Falecido há 8 dias (14/3/2020), Gustavo Bebianno parece ter sido sepultado não a 7 palmos abaixo da linha da terra, mas a 7 léguas. Desapareceu do noticiário geral e das mídias digitais, não obstante algumas teorias conspiratórias tenham tempestivamente pululado aqui e ali, e o escandaloso silêncio da família presidencial, que por si mesmo daria motivo a uma produção enciclopédica, parece que Bebianno foi literalmente agraciado com o beneplácito e obsequioso sossego, como se tivesse passado por esta vida como um iogue hinduísta, que seguiu diligentemente a diretriz de não incomodar o Universo, não esbarrar nas quinas da vida, não deixar a má palavra ou a ação desnecessária e perturbadora sobre o delicado tecido da existência.

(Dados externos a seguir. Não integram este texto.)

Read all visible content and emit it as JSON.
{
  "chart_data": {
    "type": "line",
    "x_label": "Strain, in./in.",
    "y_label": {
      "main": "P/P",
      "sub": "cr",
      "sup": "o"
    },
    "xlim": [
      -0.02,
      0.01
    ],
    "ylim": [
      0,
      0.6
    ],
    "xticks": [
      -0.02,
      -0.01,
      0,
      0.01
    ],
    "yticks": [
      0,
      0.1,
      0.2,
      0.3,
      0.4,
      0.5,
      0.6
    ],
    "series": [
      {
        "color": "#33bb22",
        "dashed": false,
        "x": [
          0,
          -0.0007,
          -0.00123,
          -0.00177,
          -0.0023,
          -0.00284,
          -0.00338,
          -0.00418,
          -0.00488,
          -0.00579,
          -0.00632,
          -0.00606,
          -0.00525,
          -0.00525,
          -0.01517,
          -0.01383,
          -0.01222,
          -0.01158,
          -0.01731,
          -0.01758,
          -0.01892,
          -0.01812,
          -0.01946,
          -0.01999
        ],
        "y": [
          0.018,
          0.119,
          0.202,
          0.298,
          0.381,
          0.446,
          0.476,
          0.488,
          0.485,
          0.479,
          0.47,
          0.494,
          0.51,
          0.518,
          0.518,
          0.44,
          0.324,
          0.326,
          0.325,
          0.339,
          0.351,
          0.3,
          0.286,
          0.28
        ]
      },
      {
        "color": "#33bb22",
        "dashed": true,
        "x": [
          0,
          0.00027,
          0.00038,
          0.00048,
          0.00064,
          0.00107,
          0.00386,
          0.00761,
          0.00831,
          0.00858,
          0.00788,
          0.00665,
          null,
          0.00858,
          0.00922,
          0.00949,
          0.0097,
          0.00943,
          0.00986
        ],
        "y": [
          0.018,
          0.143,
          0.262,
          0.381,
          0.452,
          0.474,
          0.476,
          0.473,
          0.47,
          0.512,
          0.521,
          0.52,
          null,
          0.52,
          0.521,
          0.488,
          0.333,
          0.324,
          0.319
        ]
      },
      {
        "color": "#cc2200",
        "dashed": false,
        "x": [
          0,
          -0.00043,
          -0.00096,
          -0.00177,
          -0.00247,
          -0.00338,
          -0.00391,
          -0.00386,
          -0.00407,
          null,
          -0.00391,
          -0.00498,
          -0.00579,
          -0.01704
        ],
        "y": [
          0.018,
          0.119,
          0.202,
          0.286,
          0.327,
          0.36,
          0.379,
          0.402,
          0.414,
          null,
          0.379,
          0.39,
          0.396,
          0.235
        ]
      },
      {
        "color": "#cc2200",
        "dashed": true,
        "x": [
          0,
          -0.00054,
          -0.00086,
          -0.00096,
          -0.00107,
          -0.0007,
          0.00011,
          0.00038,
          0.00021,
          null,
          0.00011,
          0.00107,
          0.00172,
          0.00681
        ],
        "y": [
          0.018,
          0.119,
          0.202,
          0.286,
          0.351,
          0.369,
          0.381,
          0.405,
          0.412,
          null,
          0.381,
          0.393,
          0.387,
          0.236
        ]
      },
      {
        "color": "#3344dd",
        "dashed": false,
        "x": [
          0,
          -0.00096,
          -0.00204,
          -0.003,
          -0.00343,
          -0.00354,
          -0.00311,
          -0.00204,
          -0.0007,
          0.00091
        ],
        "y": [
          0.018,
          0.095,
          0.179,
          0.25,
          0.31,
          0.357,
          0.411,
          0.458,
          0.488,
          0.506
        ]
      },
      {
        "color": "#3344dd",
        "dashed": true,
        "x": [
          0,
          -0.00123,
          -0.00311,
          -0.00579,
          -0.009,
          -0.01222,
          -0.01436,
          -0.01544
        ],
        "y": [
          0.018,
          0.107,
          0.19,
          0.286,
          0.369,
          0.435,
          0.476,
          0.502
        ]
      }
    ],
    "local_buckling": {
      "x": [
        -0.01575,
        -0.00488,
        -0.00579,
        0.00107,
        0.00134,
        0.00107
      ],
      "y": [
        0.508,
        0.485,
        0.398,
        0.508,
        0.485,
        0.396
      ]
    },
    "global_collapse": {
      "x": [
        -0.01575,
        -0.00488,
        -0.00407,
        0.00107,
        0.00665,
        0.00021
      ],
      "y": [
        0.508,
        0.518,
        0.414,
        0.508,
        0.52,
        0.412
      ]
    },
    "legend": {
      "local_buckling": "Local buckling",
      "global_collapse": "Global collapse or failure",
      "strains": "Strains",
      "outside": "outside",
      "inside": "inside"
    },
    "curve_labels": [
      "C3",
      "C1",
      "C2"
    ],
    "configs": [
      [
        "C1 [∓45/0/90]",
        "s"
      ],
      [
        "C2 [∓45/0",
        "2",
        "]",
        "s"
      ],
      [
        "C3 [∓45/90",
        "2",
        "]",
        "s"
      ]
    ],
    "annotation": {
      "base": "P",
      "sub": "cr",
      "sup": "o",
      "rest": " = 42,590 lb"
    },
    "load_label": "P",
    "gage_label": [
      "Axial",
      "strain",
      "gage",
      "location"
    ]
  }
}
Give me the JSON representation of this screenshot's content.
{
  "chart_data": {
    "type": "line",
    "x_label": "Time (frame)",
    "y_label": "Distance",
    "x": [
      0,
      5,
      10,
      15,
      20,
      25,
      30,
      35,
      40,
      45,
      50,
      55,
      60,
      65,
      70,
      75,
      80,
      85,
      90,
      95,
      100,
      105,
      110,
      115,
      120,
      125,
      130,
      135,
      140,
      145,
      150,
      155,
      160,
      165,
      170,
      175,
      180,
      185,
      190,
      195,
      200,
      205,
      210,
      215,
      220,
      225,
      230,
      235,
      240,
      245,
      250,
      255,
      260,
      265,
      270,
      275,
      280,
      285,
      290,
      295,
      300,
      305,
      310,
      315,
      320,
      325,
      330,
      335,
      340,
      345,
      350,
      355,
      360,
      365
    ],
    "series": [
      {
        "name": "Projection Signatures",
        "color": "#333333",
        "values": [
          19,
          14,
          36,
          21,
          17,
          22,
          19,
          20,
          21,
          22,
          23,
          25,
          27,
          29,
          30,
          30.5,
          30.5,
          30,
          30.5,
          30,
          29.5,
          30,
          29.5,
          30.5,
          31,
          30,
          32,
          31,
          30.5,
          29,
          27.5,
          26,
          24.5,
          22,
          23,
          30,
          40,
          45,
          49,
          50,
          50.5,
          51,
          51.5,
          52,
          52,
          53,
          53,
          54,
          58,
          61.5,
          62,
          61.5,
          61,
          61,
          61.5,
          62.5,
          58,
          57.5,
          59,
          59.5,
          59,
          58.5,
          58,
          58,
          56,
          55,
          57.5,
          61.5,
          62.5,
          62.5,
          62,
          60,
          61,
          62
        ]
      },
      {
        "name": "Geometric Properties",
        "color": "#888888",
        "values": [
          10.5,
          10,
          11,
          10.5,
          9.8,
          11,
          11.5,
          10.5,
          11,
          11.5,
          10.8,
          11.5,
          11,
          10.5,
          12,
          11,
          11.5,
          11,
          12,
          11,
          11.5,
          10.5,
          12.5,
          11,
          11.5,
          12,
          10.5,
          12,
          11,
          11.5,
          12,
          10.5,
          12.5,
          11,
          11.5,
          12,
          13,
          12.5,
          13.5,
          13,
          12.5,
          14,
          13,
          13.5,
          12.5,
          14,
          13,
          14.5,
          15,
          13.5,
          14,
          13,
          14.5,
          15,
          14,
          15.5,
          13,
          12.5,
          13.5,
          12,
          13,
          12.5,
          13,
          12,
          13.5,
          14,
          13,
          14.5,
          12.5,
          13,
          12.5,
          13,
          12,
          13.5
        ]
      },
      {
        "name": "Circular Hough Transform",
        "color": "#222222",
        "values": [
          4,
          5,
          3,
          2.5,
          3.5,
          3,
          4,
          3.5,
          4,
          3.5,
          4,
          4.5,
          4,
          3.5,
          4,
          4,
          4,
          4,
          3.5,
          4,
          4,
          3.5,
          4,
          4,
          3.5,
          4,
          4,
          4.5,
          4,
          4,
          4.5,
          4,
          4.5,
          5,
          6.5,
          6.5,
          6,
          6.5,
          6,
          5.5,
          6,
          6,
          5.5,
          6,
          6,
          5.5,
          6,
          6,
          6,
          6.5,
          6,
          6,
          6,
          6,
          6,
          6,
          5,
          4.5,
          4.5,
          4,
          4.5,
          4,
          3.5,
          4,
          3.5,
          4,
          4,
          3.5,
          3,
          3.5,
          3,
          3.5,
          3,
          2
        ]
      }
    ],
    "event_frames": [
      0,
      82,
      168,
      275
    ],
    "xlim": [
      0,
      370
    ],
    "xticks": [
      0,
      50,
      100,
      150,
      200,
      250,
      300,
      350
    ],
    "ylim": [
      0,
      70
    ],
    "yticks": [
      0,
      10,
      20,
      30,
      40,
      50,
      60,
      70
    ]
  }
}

Mas a história não é esta, a de um monge, por mais que em suas últimas manifestações não tenha economizado em viscosidade afetiva com o claro objetivo de descolar-se da besta-fera que ajudou a criar com tanto entusiasmo.
O estudo da biografia de Bebianno deveria sim estar no topo dos “trendings” dos historiadores e cientistas políticos, entre os quais, o analista Kennedy Alencar constitui exceção por ter trazido uma contundente síntese de sua trajetória meteórica no processo que levou Bolsonaro ao poder.
Gustavo Bebianno, que hoje descansa com excessiva e perigosamente injusta paz, condensa nos últimos anos de sua vida a militância protofascista que se apoderou do país usando como ferramentas todas as armas muito bem conhecidas pelos historiadores e cientistas sociais, que se somaram a um reconhecível e talvez admirável talento em retórica e estratégia dignos de um bom advogado que eu não sei se chegou a ser de fato – que alguém me corrija se necessário – que deram abrigo e energia à ressonância de um cabedal desorganizado e paranóide de conteúdos que formavam a mixórdia Olavo-Bolsonarista.
Se das jornadas de 2013 à eleição de Bolsonaro tudo o que se produziu desde Voltaire até Norberto Bobbio, de Spinoza até Adorno, foi esquecido por uma sociedade em transe, tudo o que não se pode permitir é o esquecimento da talvez maior lição que a história recente do Brasil tenha a nos ensinar, qual seja, o papel de um suposto “homem de bem”, de fala mansa e gliscróide, nos processos políticos e jurídicos que viabilizaram a ascensão de um psicopata ao cargo máximo da nação, sob o declarado discurso conservador, patriótico e indignado, dito e reconhecido por ele mesmo em suas últimas entrevistas, onde procurou, falando do lugar de um injustiçado, que a besta-fera que ajudou a criar passou a comportar-se efetivamente como besta-fera, como se isso fosse minimamente surpreendente.
Não podemos dar toda essa paz a Gustavo Bebianno. Podemos sim desejar que sob a Luz Divina possa regenerar sua alma e seguir em evolução no Universo, e pela vontade do Eterno. Mas esta é uma questão que já não nos pertence e à qual não podemos nem devemos nos arrogar, sob o risco de nos adaptarmos perfeitamente ao molde de personalidade e ação que viabiliza o falso Messias. Pois temos ainda, na nossa poluta saga, a missão de evoluir ainda em vida, tendo às mãos vultosa matéria prima para aprendizado que não pode repousar na paz do cemitério, sob pena de lá deitarmos em tempo menor que o devido.